Extension operations:

  • awareness: list agents, get session context
  • file ownership: claim files, release files, list locks
  • memory: set, get, search, list, delete, resolve
  • profiles: register, get, list, find
  • goals: create, list, get, update, get cascade
  • tasks: dispatch, claim, start, complete, block, cancel, get, list, archive
  • lifecycle: sleep agent, deactivate agent, delete agent
  • vault/docs: register vault, search vault, get vault doc, list vault docs
  • context search: query context

See docs/EXTENSIONS.md for the extension boundary and docs/TUTORIAL.md for the longer walkthrough.

Direct SQL

Use the SQL operations from macp.schema.json directly with bound parameters:

  1. apply the DDL from connection.schema_ddl
  2. operations.register
  3. operations.join
  4. operations.send
  5. operations.poll
  6. operations.ack
  7. operations.deregister

Important operational rules:

  • validate the joining session with operations.join.step_0_validate_session
  • run logical sends inside BEGIN IMMEDIATE
  • validate the sender session before any send
  • validate sender membership for channel sends
  • use bound parameters, never string-spliced SQL
  • direct deliveries bind channel_id = NULL
  • poll returns both queued and surfaced
  • receivers must therefore be idempotent
  • only queued and surfaced deliveries are ackable

How MACP Works in Detail

MACP gives each recipient its own delivery_id while preserving one logical message_id per send.
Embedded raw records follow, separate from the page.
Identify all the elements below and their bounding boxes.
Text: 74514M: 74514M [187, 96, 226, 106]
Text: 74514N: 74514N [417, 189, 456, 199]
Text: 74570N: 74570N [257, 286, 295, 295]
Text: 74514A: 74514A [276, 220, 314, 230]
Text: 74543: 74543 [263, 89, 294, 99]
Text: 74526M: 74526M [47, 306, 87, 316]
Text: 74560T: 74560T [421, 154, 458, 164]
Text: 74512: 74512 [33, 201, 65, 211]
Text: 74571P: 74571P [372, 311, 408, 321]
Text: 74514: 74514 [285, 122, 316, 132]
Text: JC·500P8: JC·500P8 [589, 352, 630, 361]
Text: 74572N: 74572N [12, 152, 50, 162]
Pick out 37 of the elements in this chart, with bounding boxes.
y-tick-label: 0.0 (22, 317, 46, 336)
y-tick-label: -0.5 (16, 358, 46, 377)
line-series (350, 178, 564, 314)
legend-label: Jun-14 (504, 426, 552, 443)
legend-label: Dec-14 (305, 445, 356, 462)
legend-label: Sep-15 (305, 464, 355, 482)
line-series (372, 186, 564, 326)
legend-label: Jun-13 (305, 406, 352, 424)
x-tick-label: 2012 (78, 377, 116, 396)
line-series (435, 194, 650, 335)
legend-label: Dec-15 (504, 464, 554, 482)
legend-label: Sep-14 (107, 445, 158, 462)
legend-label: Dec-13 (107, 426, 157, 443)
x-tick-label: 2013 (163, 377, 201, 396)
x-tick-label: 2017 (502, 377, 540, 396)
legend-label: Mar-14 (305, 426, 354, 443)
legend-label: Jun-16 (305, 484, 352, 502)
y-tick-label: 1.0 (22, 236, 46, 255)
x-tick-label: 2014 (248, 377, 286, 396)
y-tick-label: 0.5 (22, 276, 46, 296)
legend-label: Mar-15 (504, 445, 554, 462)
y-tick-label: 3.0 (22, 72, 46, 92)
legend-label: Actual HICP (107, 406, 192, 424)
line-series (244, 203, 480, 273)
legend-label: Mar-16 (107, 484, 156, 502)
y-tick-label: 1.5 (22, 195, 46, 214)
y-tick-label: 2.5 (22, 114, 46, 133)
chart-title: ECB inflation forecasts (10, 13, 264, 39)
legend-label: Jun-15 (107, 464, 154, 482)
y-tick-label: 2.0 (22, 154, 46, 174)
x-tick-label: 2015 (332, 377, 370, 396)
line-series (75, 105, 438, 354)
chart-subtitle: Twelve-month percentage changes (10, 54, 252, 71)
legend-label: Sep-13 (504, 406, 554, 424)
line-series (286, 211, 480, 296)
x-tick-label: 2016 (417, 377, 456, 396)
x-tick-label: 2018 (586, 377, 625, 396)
Delivery state, ACK state, pruning, and queue limits all live in the same SQLite file.

Per-delivery lifecycle:

  • queuedsurfacedacknowledged
  • expired / dropped (terminal)

ACK lifecycle:

  • queued: written automatically when a delivery row is inserted
  • received: written automatically when poll surfaces the delivery
  • processed: written explicitly by the receiving agent after it acts

Delivery model:

  • poll returns both queued and surfaced
  • this gives the SQLite bus simple at-least-once semantics
  • byte-budget pruning keeps lower-value deliveries pending instead of deleting them
  • each logical send executes inside one SQLite BEGIN IMMEDIATE transaction so queue enforcement and sequence allocation stay atomic under contention

Why SQLite:

  • cheap to embed
  • easy to inspect
  • durable with WAL mode
  • usable from any language with SQLite support

Reference Files

macp.schema.json                 Normative schema and SQL operations
spec/MACP-Protocol-v1.0.md      Companion SQLite-only specification
src/index.ts                     Package entrypoint exports
src/schema.ts                    Schema loading helpers
src/macp-core.ts                 TypeScript reference implementation
src/macp-extensions.ts           Core workspace extensions
src/macp-extensions-advanced.ts  Advanced workspace extensions
docs/TUTORIAL.md                 Quickstart and usage patterns
docs/EXTENSIONS.md               Optional workspace-layer extensions
docs/SECURITY.md                 Shared-file security model
examples/MACP_COORDINATION.md    Agent instructions template

Requirements

The protocol requires SQLite 3.35+ with WAL mode and a shared filesystem path reachable by all participating agents. Any language with SQLite support can implement it using the SQL operations in macp.schema.json.

The macp npm package (TypeScript reference implementation) requires Node.js 22.5+.